Dang Chuangyin, Ma Wei, Liang Jiye
Department of Manufacturing Engineering and Engineering Management, City University of Hong Kong, Kowloon, Hong Kong.
Neural Netw. 2009 Jan;22(1):58-66. doi: 10.1016/j.neunet.2008.09.008. Epub 2008 Sep 30.

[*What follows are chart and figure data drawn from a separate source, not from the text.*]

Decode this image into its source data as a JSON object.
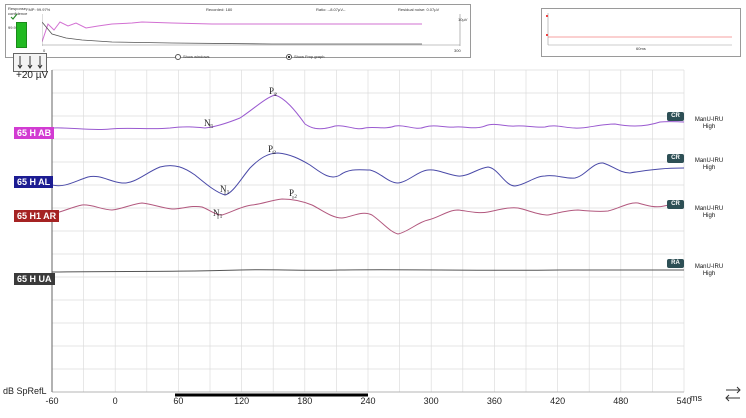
{
  "status": {
    "response_confidence_label": "Response confidence",
    "confidence_value": "99.97%",
    "fmp_text": "FMP: 99.97%",
    "recorded_text": "Recorded: 180",
    "ratio_text": "Ratio: --8.07µV--",
    "residual_text": "Residual noise: 0.07µV",
    "max_label": "10µV",
    "scale_left": "0",
    "scale_right": "300",
    "show_windows_label": "Show windows",
    "show_fmp_label": "Show Fmp graph"
  },
  "mini_panel": {
    "time_label": "60ms"
  },
  "scale": {
    "label": "+20 µV"
  },
  "waveforms": [
    {
      "label": "65 H AB",
      "color": "#d23bd2",
      "badge": "CR",
      "side_line1": "ManU-IRU",
      "side_line2": "High"
    },
    {
      "label": "65 H AL",
      "color": "#1c1c92",
      "badge": "CR",
      "side_line1": "ManU-IRU",
      "side_line2": "High"
    },
    {
      "label": "65 H1 AR",
      "color": "#a52323",
      "badge": "CR",
      "side_line1": "ManU-IRU",
      "side_line2": "High"
    },
    {
      "label": "65 H UA",
      "color": "#3a3a3a",
      "badge": "RA",
      "side_line1": "ManU-IRU",
      "side_line2": "High"
    }
  ],
  "peaks": {
    "n1": "N₁",
    "p2": "P₂"
  },
  "axis": {
    "ticks": [
      "-60",
      "0",
      "60",
      "120",
      "180",
      "240",
      "300",
      "360",
      "420",
      "480",
      "540"
    ],
    "unit": "dB SpRefL",
    "time_unit": "ms"
  }
}
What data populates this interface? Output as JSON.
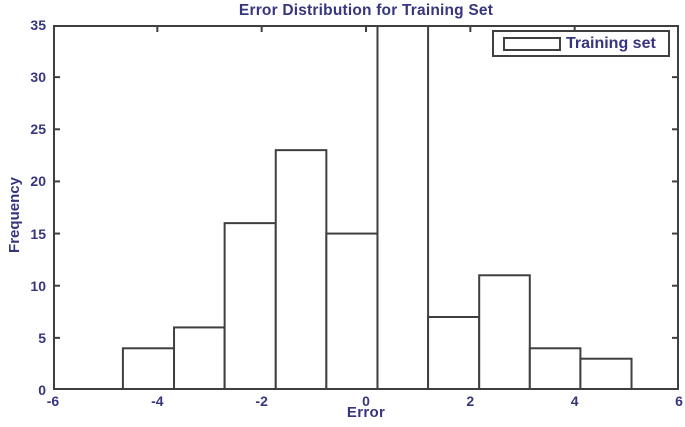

The min-bisection problem is an NP-hard combinatorial optimization problem. In this paper an equivalent linearly constrained continuous optimization problem is formulated and an algorithm is proposed for approximating its solution. The algorithm is derived from the introduction of a logarithmic-cosine barrier function, where the barrier parameter behaves as temperature in an annealing procedure and decreases from a sufficiently large positive number to zero. The algorithm searches for a better solution in a feasible descent direction, which has a desired property that lower and upper bounds are always satisfied automatically if the step length is a number between zero and one. We prove that the algorithm converges to at least a local minimum point of the problem if a local minimum point of the barrier problem is generated for a sequence of descending values of the barrier parameter with a limit of zero. Numerical results show that the algorithm is much more efficient than two of the best existing heuristic methods for the min-bisection problem, Kernighan-Lin method with multiple starting points (MSKL) and multilevel graph partitioning scheme (MLGP).
最小二等分问题是一个NP难的组合优化问题。本文提出了一个与之等价的线性约束连续优化问题,并给出了一种逼近其解的算法。该算法是通过引入对数余弦障碍函数推导出来的,其中障碍参数在退火过程中起到温度的作用,并从一个足够大的正数减小到零。该算法在可行下降方向上搜索更好的解,该方向具有一个期望的性质,即如果步长在零和一之间,则总是自动满足上下界。我们证明,如果对于障碍参数的一系列递减值生成障碍问题的局部最小点且极限为零,则该算法收敛到该问题的至少一个局部最小点。数值结果表明,该算法比最小二等分问题的两种现有最佳启发式方法——多起点Kernighan-Lin方法(MSKL)和多层图划分方案(MLGP)效率更高。